Some well-informed military observers suggested talk of Grim missiles hitting Crimea could be misdirection. “I think a Grim is just a clever cover for the actual means to deliver that long-range strike (on Saky),” said Oleksii Izhak, an analyst for Ukraine’s National Institute of Strategic Research. “Targeting and control systems need some testing and (the missiles) were hardly tested in real flights.”

“But it (combat use of multiple Grim systems against Saky) is possible…and I hope it is,” Izhak added. He is a former Yuzhmash staffer.

Russian state media has flatly rejected even the possibility Ukraine could manufacture a world-class ballistic missile system. Following the Saky strikes, Kremlin propaganda platforms have offered explanations for the blasts split roughly evenly between a fire started accidently by a Russian air force member, and delivery of long-range American precision rockets to Ukraine, notwithstanding flat, White House denials, first made in April, that the US will not transfer long-range strike systems to Ukraine.


Since invasion in February, the Russian military has hit Yuzhmash only once, on July 15, launching at least four long-range cruise missiles at the site, killing three people and damaging some buildings. Otherwise, notwithstanding more than 3,000 missiles fired at “strategic” targets across Ukraine, and the Kremlin’s announced goal of destroying all Ukrainian military infrastructure, Moscow has left Yuzhmash untouched. One possible explanation may be in the plant’s design: As Soviet-era critical military infrastructure, Yuzhmash’s production lines are widely thought to be deep underground, in sites designed to resist a nuclear strike.

What Yuzhmash is manufacturing and how capable the production lines are of holding out against bombardment are Ukrainian state secrets, as is the number of Grim systems operated by the UAF, and where they are located.

Open-source news reports and hundreds of videos and social media posts following the Saky strikes showed between ten and twelve powerful explosions in and around the Saky air station. The scale of each of the detonations – among other damage blowing out automobile windows a half-kilometer away – was consistent with the Grim missile’s 500 kg warhead. Alternatively, but theoretically, aerial bombs or, even less likely, Ukrainian saboteurs, theoretically could also have been behind the blasts.

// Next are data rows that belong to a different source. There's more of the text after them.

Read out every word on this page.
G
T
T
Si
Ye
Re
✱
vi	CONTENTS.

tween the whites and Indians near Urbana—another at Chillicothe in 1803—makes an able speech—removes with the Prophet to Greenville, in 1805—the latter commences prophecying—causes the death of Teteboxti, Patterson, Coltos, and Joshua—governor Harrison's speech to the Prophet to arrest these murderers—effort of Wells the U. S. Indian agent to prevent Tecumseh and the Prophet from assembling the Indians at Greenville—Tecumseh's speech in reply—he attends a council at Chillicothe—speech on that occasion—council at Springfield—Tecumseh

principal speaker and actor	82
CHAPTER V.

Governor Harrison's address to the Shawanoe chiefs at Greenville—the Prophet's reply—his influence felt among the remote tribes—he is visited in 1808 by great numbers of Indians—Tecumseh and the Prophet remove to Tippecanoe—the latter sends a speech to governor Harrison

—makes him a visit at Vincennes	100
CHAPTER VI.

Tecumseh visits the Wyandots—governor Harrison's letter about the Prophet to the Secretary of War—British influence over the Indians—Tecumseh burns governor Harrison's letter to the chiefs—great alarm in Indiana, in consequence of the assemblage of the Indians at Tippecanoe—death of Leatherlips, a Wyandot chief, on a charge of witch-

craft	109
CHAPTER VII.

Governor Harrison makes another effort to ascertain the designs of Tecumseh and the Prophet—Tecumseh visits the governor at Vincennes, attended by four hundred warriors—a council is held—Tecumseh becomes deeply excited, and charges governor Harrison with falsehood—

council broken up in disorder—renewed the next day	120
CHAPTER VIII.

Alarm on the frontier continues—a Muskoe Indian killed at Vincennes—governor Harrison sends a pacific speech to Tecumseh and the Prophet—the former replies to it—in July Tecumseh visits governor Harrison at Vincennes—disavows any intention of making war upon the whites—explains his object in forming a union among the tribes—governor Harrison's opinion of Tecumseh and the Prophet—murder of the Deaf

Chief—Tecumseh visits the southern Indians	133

The US newspaper New York Times, in a Tuesday article, cited an unnamed Ukrainian official as saying “a device exclusively of Ukrainian manufacture was used” in the Saky strikes. If the Grim was used in the Saky strikes, given the quick succession of the explosions on Wednesday afternoon, it would likely mean Ukraine is operating at minimum six systems – three times as many as were thought to be operational in 2019.

Ukrainian official sources offered tongue-in-cheek denials Kyiv had anything to do with the Saky blasts at all. A statement from Ukraine’s Emergency Situations Ministry recommended Russian military personnel serving at Crimean air bases “should be more careful where they throw cigarette butts.”